C’est d’ailleurs pour faire le lien entre le monde d’avant et celui d’aujourd’hui que Thierry Frémaux a invité le cinéaste coréen Bong Joon-ho à retisser le fil rompu en lui faisant déclarer officiellement ouverte la nouvelle édition. Il y a deux ans, le réalisateur de Parasite était reparti de la Croisette avec la Palme d’or dans ses bagages, la dernière attribuée, et son film allait connaître une glorieuse carrière qui l’a mené vers sa marche triomphale aux Oscars. Pour bien cristalliser le moment, Bong Joon-ho a tenu à s’entourer de Jodie Foster, Pedro Almodóvar et Spike Lee afin que le festival puisse être ouvert dans quatre langues.

Et puis, la musique des Sparks pour relancer le tout.

La toute première séquence musicale d’Annette, le nouveau long métrage, éblouissant, de Leos Carax, ne pouvait mieux s’inscrire dans l’esprit du moment.

On y voit même le cinéaste, entouré des frères Ron et Russell Mael, donner le signal pour que le numéro reprenne enfin, comme un prologue dans un film qui s’apprête à commencer. « Il est temps d’y aller » aurait pu aussi être le mot d’ordre que les organisateurs du festival auraient souhaité lancer aux festivaliers. Une chose est certaine, ils n’auraient pu mieux choisir qu’Annette pour donner la tonalité de cette reprise. Et réaffirmer leur foi au cinéma.
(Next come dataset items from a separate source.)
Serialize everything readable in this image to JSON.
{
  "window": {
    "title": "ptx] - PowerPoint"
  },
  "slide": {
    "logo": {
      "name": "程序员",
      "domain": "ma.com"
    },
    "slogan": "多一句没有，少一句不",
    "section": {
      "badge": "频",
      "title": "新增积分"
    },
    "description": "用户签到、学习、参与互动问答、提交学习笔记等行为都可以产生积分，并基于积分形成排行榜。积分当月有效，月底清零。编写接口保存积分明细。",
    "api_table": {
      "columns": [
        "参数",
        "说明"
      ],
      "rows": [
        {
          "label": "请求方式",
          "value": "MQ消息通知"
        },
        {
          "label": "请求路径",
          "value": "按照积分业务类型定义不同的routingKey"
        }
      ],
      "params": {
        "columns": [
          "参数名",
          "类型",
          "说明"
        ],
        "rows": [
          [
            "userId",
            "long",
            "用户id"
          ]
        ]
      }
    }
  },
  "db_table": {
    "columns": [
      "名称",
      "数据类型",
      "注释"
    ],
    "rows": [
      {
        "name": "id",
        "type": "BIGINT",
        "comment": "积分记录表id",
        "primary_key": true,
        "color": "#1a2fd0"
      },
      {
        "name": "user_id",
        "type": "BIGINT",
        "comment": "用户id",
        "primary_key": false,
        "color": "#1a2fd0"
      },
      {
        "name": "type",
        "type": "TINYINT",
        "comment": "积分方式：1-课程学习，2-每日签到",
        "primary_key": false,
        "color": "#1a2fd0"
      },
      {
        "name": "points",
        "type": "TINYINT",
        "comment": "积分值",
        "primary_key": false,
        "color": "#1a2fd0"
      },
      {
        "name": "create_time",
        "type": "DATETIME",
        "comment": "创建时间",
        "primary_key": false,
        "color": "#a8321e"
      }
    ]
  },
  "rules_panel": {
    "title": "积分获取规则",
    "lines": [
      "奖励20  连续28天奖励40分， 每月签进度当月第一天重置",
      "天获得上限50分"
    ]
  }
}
Histoire d’amour déchirante

Signant son sixième long métrage en 37 ans, le très rare Leos Carax propose avec Annette une sorte de tragédie musicale mâtinée d’opéra rock, qui ne ressemble à rien d’autre. Dans cette version moderne d’un drame musical que Jacques Demy aurait sans doute pu imaginer en son temps, le réalisateur de Mauvais sang et des Amants du Pont-Neuf orchestre une histoire d’amour déchirante à partir d’un scénario écrit par les frères Mael. Ces derniers se sont chargés aussi, bien sûr, de (l’excellente) trame musicale, que les interprètes chantent en direct.
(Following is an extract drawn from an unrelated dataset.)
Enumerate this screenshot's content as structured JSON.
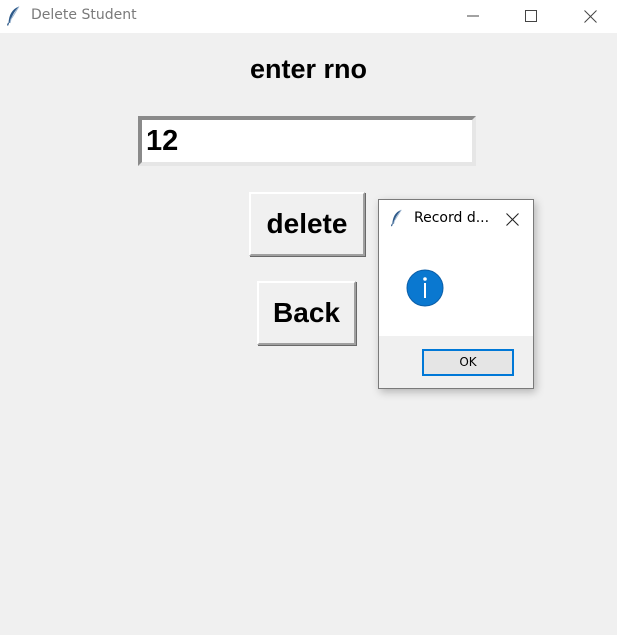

Marion Cotillard y incarne Ann, une cantatrice de renommée internationale, que personne n’aurait pu imaginer tomber amoureuse d’un humoriste qui carbure à la provocation et aux malaises dans ses performances sur scène. Henry, interprété par un Adam Driver qui s’abandonne complètement, évoque d’ailleurs souvent la mort au cours de son numéro, celle qu’il projette sur les autres notamment, alors que sa dulcinée a l’habitude de mourir dans les grands rôles qu’on lui donne à l’opéra.
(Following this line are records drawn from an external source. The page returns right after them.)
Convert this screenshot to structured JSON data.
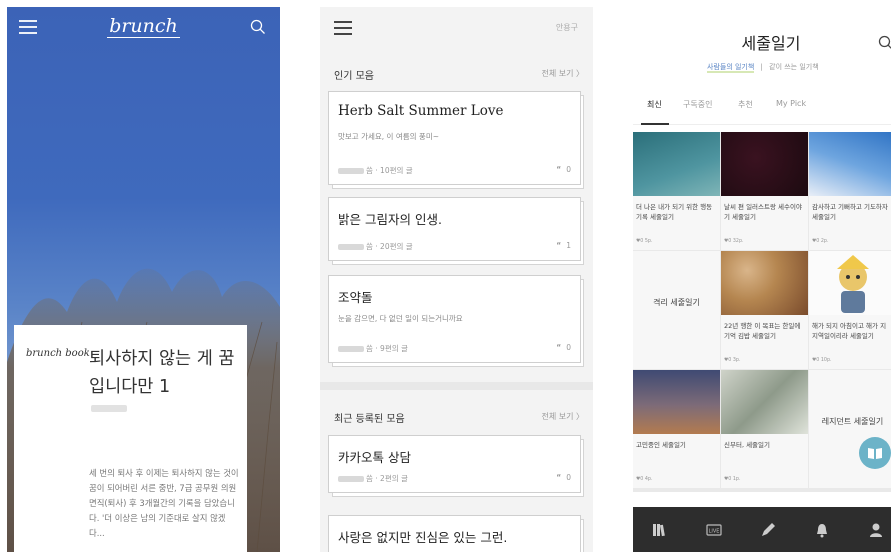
{
  "screen1": {
    "logo": "brunch",
    "book_badge": "brunch book",
    "title": "퇴사하지 않는 게 꿈입니다만 1",
    "description": "세 번의 퇴사 후 이제는 퇴사하지 않는 것이 꿈이 되어버린 서른 중반, 7급 공무원 의원면직(퇴사) 후 3개월간의 기록을 담았습니다. '더 이상은 남의 기준대로 살지 않겠다...",
    "icons": {
      "menu": "menu-icon",
      "search": "search-icon"
    },
    "colors": {
      "sky_top": "#3c63b7",
      "sky_bottom": "#a9bcd9"
    }
  },
  "screen2": {
    "user_label": "안용구",
    "popular": {
      "header": "인기 모음",
      "more": "전체 보기 〉"
    },
    "recent": {
      "header": "최근 등록된 모음",
      "more": "전체 보기 〉"
    },
    "books": [
      {
        "title": "Herb Salt Summer Love",
        "desc": "맛보고 가세요, 이 여름의 풍미~",
        "meta": "씀 · 10편의 글",
        "comments": "0"
      },
      {
        "title": "밝은 그림자의 인생.",
        "desc": "",
        "meta": "씀 · 20편의 글",
        "comments": "1"
      },
      {
        "title": "조약돌",
        "desc": "눈을 감으면, 다 없던 일이 되는거니까요",
        "meta": "씀 · 9편의 글",
        "comments": "0"
      },
      {
        "title": "카카오톡 상담",
        "desc": "",
        "meta": "씀 · 2편의 글",
        "comments": "0"
      },
      {
        "title": "사랑은 없지만 진심은 있는 그런.",
        "desc": "",
        "meta": "",
        "comments": ""
      }
    ],
    "quote_mark": "“"
  },
  "screen3": {
    "title": "세줄일기",
    "subnav": {
      "active": "사람들의 일기책",
      "separator": "|",
      "other": "같이 쓰는 일기책"
    },
    "tabs": [
      "최신",
      "구독중인",
      "추천",
      "My Pick"
    ],
    "cells": [
      {
        "caption": "더 나은 내가 되기 위한 행동기록 세줄일기",
        "meta": "♥0 5p."
      },
      {
        "caption": "날씨 편 일러스트랑 세수이야기 세줄일기",
        "meta": "♥0 32p."
      },
      {
        "caption": "감사하고 기뻐하고 기도하자 세줄일기",
        "meta": "♥0 2p."
      },
      {
        "caption": "격리 세줄일기",
        "meta": ""
      },
      {
        "caption": "22년 행한 이 목표는 한일에 기억 김밥 세줄일기",
        "meta": "♥0 3p."
      },
      {
        "caption": "해가 되지 아침이고 해가 지 지역일이리라 세줄일기",
        "meta": "♥0 10p."
      },
      {
        "caption": "고민중인 세줄일기",
        "meta": "♥0 4p."
      },
      {
        "caption": "신부터, 세줄일기",
        "meta": "♥0 1p."
      },
      {
        "caption": "레지던트 세줄일기",
        "meta": ""
      }
    ],
    "bottom_nav": [
      "library-icon",
      "live-icon",
      "pencil-icon",
      "bell-icon",
      "profile-icon"
    ],
    "colors": {
      "nav_bg": "#2d2d2d",
      "fab": "#6cb3c8"
    }
  }
}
Le destin du couple bascule quand Ann accouche d’Annette, un bébé doté d’un don naturel, à qui l’on découvrira des talents spécifiques.

Neuf ans après Holy Motors, Leos Carax revient au cinéma grâce à un long métrage presque entièrement chanté, où se côtoient l’enchantement et l’étrangeté. La rencontre entre l’univers des Sparks et celui du cinéaste se révèle ici harmonieuse.

Parsemé de scènes visuellement splendides, très cinématographiques (la direction de la photographie est signée Caroline Champetier), le récit emprunte surtout un caractère impressionniste, un choix faisant en sorte que certaines pistes scénaristiques évoquées dans le film semblent être abandonnées en cours de route par le cinéaste.

Nous aurons évidemment l’occasion de revenir sur Annette, qui prendra l’affiche au Québec le 6 août, mais force est de constater qu’il relance le festival de très belle façon.